The announcement was made at a press conference organized by the EAE to showcase the agency’s achievements in modernizing and streamlining national airport services.
According to EAE officials, growing passenger traffic necessitated construction of a new airport.
“The traffic forecast for the coming decade stands at between 20 and 22 million passengers a year,” EAE Project Deputy Head Commander Kaleab Tsegaye told reporters.
Currently, he said, the number of passengers has risen to seven million a year – a significant increase from only 900,000 just a decade ago.
According to Tsegaye, the new aerodrome – expected to cost some 50 billion birr (roughly $2.5 billion) – has already been designed.
“The designer is a French company that has already submitted its recommendation for the future airport site to the government,” he said, declining to elaborate further.

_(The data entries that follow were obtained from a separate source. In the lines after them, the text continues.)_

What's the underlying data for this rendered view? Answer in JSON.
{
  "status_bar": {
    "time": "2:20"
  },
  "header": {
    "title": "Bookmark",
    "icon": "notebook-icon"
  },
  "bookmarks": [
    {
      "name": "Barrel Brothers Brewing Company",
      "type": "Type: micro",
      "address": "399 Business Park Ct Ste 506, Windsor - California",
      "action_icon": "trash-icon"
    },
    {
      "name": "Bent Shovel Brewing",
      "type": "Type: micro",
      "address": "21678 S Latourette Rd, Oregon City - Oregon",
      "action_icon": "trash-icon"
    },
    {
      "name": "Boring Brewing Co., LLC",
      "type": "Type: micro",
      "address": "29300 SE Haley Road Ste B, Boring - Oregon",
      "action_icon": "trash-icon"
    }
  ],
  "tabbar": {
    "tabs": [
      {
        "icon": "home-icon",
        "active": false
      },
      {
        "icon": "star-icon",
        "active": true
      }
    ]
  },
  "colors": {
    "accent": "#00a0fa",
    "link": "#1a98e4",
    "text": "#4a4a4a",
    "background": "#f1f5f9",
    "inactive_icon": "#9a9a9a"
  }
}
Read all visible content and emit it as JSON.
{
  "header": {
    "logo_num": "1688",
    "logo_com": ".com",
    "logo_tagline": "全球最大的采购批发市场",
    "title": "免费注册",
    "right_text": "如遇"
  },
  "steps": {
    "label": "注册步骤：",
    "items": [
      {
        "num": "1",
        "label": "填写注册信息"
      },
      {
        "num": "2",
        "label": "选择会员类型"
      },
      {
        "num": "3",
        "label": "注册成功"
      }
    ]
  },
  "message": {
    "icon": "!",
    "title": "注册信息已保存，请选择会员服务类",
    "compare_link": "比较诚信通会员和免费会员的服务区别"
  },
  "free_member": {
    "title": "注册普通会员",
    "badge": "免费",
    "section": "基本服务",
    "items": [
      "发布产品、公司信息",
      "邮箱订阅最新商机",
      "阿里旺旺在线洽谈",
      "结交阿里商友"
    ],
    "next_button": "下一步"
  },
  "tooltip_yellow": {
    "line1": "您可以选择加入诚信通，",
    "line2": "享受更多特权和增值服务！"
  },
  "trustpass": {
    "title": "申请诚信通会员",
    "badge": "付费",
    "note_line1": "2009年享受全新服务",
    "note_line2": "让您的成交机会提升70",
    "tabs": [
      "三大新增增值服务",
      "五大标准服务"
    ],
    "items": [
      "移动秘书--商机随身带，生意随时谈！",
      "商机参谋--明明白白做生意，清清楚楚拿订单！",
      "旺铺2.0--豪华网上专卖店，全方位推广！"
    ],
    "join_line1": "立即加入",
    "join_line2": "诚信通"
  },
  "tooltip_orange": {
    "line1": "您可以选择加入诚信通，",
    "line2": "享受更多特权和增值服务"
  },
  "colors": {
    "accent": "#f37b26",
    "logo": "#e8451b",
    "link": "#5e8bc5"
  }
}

EAE officials, however, had earlier told the Anadolu Agency that three sites had been shortlisted: Modjo and Dukem (located 70km and 40km east of Addis Ababa respectively) and Tefki (located some 40km west of the capital).
Construction of the new airport, which could take up to ten years, will be carried out in phases, according to officials.
Meanwhile, a $225 million expansion plan is well underway at Bole International Airport, which was first built more than 60 years ago.
On the airport’s vast premises, both obsolete and modern runways and aircraft stand side by side. The terminal, built one decade ago, dwarfs the first terminal, which now caters only to local flights.
In one corner of the airport stand abandoned aircraft, including old DC-3s and DC-10s. These contrast sharply with the new Dreamliners and Boeing 777s, of which Ethiopian Airlines now has plenty.
On both sides of the passengers’ terminal, work is underway on the extension, which will cover a total area of 80,000 square meters.
Designed by a prominent Singaporean firm, the expanded terminal will have 150 percent more capacity, according to EAE public relations head Wondimu Tekle.
Additional smaller contracts – to raise luggage conveyance capacity and beef up security – have been granted to various overseas contractors, said Tekle.